You’re missing the clause that makes all of this happen- (I’m a professional videographer that works in legit news, and this issue is basic to why paparazzis work in America. First of all, if somone ran over all the paparazzis, I’d be sad for milliseconds. They’re scum. I’m legit media that covers everything, and ultimately, in the USA, I’m protected by the ACLU, the Supreme Court, and Satan, LORD OF HELLFIRE (TM) himself.)
All law in the USA regarding photography is considered lynchpin on a basis of ‘reasonable expectation of privacy.’ What does that mean? Can I shoot through a window if the drapes are open? You betcha. Can I place my zoom lens on the glass of the window and roll? NOPE. Not a defendable ‘reasonable’ expectation of privacy. Can I take a picture of a person in public? Yep. Can I take a camera, place it on a bus stop, and shoot up a person’s skirt? NOPE. If I take a 300 millimeter lens out, hide, and shoot through an open window of an apartment across from me? Nope. Can I take a picture of a celeb coming out of Barney’s? YOU BETCHA.
WHY DO CELEBS HAVE NO PROTECTIONS? Actually, they have some protections. But those protections must be enforced. A celebrity, or public politician, or anyone considered a known public persona has NO REASONABLE EXPECTATION OF PRIVACY WHATSOEVER. IT DOESN’T MEAN THAT A PERSON CAN PHOTOGRAPH THEM WITH UNREASONABLE MEANS. STILL, ALL OF THIS HAS BEEN RULED IN COURT.
Once again, I am not going to rule for the paparazzis. I think they’re total scum. They should all be arrested for harassment, trespassing, loitering, unreasonable invasion of privacy, and simple assault. Still, the act of photography in the USA is by large and by constitutional tested nature NOT A CRIME.
That doesn’t mean that decency laws, trespassing laws, or unreasonable invasion of privacy laws don’t apply, it just means that in a public figure the expectation is practically nil, and almost indefensible.
That REASONABLE EXPECTATION part is what is tripping up everyone on the thread. That’s the rub.
Answer 3: In the United States, if you’re in public you are fair game to be photographed. If the photograph is used in “editorial” work, then releases are not generally required.Since photography is free speech, it is a constitutionally protected form of expression.
There seems to be a lot of hate against paparazzi building over the last few years. While paps have often been a nuisance to celebrities (few people like a flash going off in their face when leaving a nightclub just before sunrise), these are also the people who have been documenting real popular culture for decades. Paparazzi have taken some of the most iconic photographs of swinging London, gangsters in the New York boxing culture, and Hollywood during the golden age of cinema, just as examples. They document our culture, outside of the posed and stage-managed portraits authorised by studios and publicists. Boy George and George Michael clubbing in London in the 80s. Prince, in his early days. Elton John and Sylvester Stallone letting their hair down.

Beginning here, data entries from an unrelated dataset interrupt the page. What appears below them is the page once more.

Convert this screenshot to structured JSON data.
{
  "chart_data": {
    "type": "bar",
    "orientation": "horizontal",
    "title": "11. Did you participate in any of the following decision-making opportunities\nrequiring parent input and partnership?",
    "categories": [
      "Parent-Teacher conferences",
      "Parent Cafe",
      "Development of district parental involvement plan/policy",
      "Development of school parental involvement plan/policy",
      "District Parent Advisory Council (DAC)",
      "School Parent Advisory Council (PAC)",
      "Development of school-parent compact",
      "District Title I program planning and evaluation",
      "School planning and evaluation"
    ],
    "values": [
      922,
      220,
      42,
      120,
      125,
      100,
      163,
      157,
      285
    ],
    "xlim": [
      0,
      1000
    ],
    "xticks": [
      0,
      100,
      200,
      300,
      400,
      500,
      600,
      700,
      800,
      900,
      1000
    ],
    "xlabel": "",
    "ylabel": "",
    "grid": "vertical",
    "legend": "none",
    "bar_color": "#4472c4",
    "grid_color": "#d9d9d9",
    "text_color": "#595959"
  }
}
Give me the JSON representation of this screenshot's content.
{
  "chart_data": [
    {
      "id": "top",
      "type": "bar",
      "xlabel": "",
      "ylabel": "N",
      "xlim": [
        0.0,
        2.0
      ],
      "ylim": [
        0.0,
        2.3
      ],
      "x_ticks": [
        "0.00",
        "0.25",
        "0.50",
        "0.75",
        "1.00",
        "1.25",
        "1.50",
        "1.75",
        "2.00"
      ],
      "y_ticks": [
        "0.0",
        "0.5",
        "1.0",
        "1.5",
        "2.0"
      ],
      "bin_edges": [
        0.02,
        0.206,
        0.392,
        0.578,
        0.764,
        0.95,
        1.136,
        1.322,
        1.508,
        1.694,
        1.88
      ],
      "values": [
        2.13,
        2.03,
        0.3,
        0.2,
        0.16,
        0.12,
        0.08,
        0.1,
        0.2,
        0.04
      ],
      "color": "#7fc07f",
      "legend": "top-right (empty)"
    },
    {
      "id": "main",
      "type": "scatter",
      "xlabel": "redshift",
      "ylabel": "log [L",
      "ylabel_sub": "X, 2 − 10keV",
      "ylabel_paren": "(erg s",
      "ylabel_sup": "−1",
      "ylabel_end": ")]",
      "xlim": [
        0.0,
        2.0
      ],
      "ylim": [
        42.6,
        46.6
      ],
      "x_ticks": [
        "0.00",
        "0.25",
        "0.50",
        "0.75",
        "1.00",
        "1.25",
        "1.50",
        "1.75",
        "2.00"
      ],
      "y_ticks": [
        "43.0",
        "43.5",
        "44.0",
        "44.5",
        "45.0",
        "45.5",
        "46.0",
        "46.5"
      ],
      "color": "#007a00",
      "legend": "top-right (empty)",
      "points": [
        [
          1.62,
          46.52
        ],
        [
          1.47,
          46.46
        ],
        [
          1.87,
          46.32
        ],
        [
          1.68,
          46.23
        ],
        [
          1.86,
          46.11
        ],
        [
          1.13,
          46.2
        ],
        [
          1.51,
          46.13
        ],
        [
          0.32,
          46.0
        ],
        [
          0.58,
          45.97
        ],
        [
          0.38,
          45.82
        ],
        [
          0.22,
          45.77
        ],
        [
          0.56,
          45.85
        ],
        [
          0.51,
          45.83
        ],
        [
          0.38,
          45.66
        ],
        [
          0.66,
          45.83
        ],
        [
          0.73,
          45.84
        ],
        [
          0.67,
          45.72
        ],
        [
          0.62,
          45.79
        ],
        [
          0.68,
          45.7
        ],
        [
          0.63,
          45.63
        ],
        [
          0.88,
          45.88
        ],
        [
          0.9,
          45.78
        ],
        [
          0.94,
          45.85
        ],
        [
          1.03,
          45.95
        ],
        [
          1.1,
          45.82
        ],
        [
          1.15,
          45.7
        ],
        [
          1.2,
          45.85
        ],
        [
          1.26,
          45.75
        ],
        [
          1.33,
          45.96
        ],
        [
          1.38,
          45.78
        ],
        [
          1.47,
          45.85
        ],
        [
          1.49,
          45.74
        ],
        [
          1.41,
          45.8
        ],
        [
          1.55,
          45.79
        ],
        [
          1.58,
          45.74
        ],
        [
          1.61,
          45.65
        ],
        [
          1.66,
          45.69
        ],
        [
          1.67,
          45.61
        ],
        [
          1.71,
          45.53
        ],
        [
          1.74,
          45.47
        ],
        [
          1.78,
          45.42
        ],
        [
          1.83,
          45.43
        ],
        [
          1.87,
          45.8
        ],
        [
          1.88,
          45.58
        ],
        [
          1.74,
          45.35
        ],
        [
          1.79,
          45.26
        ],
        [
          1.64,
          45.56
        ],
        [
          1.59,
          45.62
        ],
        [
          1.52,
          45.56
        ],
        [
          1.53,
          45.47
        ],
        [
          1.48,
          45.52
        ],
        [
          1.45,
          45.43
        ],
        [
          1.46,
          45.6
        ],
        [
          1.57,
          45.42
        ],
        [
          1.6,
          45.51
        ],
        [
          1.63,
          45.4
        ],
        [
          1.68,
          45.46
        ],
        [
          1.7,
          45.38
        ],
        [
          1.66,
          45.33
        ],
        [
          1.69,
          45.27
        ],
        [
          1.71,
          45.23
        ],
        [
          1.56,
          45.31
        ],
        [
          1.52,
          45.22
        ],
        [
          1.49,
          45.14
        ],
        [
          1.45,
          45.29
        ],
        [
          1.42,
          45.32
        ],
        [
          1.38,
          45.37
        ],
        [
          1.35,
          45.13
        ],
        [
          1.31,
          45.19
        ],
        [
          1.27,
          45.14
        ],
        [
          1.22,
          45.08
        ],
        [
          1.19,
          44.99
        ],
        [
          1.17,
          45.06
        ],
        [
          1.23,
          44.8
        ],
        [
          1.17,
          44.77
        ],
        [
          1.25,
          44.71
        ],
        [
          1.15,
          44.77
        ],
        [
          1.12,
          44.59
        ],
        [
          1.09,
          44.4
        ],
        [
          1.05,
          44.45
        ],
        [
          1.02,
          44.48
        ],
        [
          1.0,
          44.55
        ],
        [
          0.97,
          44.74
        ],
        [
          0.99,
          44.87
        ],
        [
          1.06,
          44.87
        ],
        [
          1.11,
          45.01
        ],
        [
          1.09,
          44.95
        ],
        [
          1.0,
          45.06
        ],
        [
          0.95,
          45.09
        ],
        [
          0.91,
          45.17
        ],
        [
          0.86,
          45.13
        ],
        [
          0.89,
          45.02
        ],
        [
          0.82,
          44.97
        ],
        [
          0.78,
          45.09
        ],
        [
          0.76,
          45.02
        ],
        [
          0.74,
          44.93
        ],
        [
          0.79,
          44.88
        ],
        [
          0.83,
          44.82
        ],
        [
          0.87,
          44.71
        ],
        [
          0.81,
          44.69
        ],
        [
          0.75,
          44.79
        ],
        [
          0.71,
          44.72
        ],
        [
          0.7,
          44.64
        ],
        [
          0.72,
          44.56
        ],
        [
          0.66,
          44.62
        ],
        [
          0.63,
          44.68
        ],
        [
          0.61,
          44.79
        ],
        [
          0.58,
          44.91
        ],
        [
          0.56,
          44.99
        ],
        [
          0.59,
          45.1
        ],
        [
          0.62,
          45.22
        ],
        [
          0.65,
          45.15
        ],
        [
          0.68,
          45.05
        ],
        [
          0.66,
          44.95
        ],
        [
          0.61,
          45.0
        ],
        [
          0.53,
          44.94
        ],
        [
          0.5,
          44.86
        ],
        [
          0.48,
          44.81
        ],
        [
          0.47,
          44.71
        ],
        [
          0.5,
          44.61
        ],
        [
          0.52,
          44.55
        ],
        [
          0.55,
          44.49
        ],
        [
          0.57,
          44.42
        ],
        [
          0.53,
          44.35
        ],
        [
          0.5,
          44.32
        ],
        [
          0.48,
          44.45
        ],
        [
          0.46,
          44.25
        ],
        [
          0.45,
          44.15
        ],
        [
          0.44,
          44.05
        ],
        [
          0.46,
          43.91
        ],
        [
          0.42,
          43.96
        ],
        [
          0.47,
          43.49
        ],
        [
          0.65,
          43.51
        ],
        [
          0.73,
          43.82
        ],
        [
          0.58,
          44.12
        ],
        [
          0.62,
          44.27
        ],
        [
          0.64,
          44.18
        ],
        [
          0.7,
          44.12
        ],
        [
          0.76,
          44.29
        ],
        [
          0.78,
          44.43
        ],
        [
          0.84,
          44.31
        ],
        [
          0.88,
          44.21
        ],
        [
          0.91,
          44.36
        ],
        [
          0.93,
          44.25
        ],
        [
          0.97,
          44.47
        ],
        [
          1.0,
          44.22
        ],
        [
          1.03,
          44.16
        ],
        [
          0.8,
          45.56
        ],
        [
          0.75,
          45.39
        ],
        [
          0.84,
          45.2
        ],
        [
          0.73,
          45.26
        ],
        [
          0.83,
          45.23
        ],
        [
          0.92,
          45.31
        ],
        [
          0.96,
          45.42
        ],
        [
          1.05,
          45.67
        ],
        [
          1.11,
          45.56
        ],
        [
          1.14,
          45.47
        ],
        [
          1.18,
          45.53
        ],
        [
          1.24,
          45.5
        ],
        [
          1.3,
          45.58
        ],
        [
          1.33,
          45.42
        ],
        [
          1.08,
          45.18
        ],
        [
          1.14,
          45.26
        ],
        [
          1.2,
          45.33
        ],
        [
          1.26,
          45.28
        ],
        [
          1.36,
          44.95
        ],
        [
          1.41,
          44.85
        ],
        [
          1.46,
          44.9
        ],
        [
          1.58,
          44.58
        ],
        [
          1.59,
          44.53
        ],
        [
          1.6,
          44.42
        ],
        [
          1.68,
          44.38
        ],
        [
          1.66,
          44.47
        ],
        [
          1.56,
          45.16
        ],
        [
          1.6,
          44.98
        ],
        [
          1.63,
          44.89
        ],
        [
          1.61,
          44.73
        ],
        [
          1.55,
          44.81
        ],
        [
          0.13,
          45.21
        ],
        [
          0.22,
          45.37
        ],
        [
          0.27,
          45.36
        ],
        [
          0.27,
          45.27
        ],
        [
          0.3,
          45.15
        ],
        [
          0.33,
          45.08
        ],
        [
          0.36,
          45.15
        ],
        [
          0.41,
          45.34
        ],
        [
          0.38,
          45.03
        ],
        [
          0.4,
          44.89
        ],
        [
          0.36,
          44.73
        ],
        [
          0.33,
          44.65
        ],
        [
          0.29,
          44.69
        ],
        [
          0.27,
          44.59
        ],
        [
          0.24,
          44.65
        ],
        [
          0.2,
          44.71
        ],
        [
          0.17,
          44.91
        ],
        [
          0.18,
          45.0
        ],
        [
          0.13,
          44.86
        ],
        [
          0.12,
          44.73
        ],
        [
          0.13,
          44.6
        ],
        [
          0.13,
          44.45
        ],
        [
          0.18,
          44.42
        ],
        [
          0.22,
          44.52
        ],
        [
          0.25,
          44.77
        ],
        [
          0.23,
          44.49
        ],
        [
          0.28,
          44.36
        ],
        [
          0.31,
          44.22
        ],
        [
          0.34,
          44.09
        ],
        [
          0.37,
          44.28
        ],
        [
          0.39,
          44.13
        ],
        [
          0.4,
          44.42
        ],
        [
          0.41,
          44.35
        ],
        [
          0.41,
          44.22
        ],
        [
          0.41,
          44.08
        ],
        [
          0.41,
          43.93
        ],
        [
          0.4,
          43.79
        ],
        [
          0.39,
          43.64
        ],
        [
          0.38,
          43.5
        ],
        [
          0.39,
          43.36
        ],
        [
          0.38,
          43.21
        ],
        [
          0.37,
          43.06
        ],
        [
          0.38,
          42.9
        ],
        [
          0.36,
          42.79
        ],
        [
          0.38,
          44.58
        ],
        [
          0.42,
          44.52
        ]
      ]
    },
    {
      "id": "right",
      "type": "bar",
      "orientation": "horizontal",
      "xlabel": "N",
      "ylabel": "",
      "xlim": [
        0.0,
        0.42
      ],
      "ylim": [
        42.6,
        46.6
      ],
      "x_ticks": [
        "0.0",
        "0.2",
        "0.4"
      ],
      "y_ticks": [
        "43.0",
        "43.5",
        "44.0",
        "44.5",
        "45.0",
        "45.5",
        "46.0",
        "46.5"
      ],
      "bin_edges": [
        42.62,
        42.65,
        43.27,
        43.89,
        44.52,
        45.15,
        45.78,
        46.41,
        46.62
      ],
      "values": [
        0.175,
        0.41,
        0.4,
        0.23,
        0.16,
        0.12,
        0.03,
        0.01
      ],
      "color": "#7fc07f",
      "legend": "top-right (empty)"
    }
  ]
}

Celebrities (and the studios) have always had a symbiotic relationship with the paparazzi. Paps feed off the fame, in turn kindling public interest in celebrities and new productions. Fashionable nightclubs have long had arrangements with paparazzi from specific newspapers to come in and photograph celebrities in their establishments, hyping the nightclub, and this hype would draw in even more celebrities.

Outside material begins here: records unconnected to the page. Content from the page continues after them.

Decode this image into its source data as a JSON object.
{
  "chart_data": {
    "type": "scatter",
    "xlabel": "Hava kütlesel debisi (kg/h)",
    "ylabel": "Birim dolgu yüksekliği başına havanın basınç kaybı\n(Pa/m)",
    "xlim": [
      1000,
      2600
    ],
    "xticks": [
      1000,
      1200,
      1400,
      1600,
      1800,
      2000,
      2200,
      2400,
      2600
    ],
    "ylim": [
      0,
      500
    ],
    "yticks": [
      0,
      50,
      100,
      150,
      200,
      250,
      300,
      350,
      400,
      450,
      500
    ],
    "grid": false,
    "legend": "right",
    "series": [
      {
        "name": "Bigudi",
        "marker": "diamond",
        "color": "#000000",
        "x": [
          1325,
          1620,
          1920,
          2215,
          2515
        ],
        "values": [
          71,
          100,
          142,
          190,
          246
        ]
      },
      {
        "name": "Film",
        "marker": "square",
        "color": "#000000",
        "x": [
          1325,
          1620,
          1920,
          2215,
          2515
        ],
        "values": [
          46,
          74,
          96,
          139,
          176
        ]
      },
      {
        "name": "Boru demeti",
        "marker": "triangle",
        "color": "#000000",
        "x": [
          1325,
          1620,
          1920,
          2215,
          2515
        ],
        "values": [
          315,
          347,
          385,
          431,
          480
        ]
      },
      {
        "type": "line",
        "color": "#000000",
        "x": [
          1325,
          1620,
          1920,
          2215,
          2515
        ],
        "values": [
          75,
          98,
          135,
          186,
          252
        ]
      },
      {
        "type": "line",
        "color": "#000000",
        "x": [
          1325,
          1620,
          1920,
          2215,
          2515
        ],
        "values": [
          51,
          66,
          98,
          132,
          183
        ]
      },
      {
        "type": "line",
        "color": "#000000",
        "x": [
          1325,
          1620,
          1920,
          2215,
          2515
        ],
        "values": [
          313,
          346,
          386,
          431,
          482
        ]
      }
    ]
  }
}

We’re not talking about photographers leering through bathroom windows hoping to catch a glimpse of someone snorting coke. They do exist, but they’re an extreme minority. Most paparazzi are just regular photographers who need to make a living off their art. Some of them are good at it, and will leave a legacy of historical importance. Some will snap grainy pics of a princess’s nipples, and fade away. There’s certainly no justification for hating them all, no matter how fashionable you think it is.